Выбрать главу

Интересная мысль пришла к нему: рамки, сузившие кругозор простого люда до размеров телеэкрана, сослужили тем, кто их ставил, плохую службу. Люд отверг коммуняк. Эти же рамки продолжали служить новым лидерам и девяностые годы, и ничего путного опять не получалось. Люд как пил, так и продолжал спиваться, но Борьку-алкаша отверг: не умеет пить. И опять Россия прозябает без хозяина.

«Что же надо люду? Пусти среднестатистического гражданина ко мне на кухню, через неделю краны потекут, припасы сожрет вчистую, еще и готовку обгадит: плов говно, водка жидкая, хозяйка б-б-б… Хорошо хоть хозяйки нет.

— Прекрасный плов будет! — сам себя похвалил Гена, принюхавшись к запахам из-под крышки казана.

Гена старался не зря: сегодня его дорогому гостю можно заново вкусить нормальную пищу.
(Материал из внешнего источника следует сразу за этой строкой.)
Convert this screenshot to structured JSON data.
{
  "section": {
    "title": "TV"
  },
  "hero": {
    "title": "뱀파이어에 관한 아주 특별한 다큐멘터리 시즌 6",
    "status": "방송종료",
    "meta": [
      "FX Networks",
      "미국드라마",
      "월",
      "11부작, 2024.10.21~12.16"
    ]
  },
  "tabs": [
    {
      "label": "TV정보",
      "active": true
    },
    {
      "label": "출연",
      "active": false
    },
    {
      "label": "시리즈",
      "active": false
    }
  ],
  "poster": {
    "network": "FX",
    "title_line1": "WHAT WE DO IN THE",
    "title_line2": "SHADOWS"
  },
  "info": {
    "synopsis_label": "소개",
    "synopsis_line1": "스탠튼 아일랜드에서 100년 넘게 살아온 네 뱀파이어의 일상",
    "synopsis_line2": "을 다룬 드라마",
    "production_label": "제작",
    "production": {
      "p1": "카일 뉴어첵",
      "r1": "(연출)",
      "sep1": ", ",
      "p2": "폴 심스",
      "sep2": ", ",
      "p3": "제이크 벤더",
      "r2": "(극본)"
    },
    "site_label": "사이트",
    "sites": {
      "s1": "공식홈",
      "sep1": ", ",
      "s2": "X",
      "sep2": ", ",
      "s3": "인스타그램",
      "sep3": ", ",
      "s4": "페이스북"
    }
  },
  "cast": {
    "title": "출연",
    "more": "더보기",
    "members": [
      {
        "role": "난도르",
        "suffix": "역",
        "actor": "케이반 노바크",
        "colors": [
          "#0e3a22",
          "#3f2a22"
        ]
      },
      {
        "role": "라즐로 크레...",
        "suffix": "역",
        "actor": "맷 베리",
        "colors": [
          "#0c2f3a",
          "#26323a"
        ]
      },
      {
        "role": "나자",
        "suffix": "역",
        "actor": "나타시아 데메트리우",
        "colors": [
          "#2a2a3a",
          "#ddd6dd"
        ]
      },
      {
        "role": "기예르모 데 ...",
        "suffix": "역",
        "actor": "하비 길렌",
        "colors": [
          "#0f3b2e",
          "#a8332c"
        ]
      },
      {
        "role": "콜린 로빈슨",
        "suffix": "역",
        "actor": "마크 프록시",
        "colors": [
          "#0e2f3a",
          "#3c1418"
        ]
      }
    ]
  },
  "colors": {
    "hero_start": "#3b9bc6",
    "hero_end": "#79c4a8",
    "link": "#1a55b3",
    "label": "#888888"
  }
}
Не протирки, сочки и кашки, а еду настоящих мужчин. Луцевич разрешил.

Гена Крокодил упрятал Судских на своей квартире, и Луцевич молчаливо согласился, хотя генерал был еще очень сырой. А разве есть другой вариант? Крокодил понравился Луцевичу, Луцевич понравился Крокодилу. Судских понравился обоим. Так образовался мужской союз, дающий право закрыть глаза на условности.

Док, не зарежь сразу, — сказал Судских Луцевичу на операционном столе. — Еще долги взыскивать надо.

И больше никаких просьб. На Судских живого места не осталось. А разрыв селезенки сразу определил, на чьей стороне Луцевич. Менты отделали Судских. как Бог черепаху, зато Луцевич заштопал Судских с дьявольским гением Паганини. Утро нового дня со стрельбой и матами, с отчаянной дерзостью чертей в масках стало для Луцевича аккомпанементом к его солирующему скальпелю в унисон с темой: нет, ребятки, Судских я вам не отдам. И нищенское житье в панельной многоэтажке, и вор в законе с необычной просьбой, и собровцы в клинике заставили быть Луцевича предельно искусным. Вот и весь дьяволизм на одной струне его души.

Отходил Судских плохо. Бредил, звал какого-то Тишку; медсестра Женя Сичкина, приставленная Луцевичем, забыла о сне.

Геннадий предлагал вызвать десяток самых классных медсестер, но Женя стоически отказывалась: сама.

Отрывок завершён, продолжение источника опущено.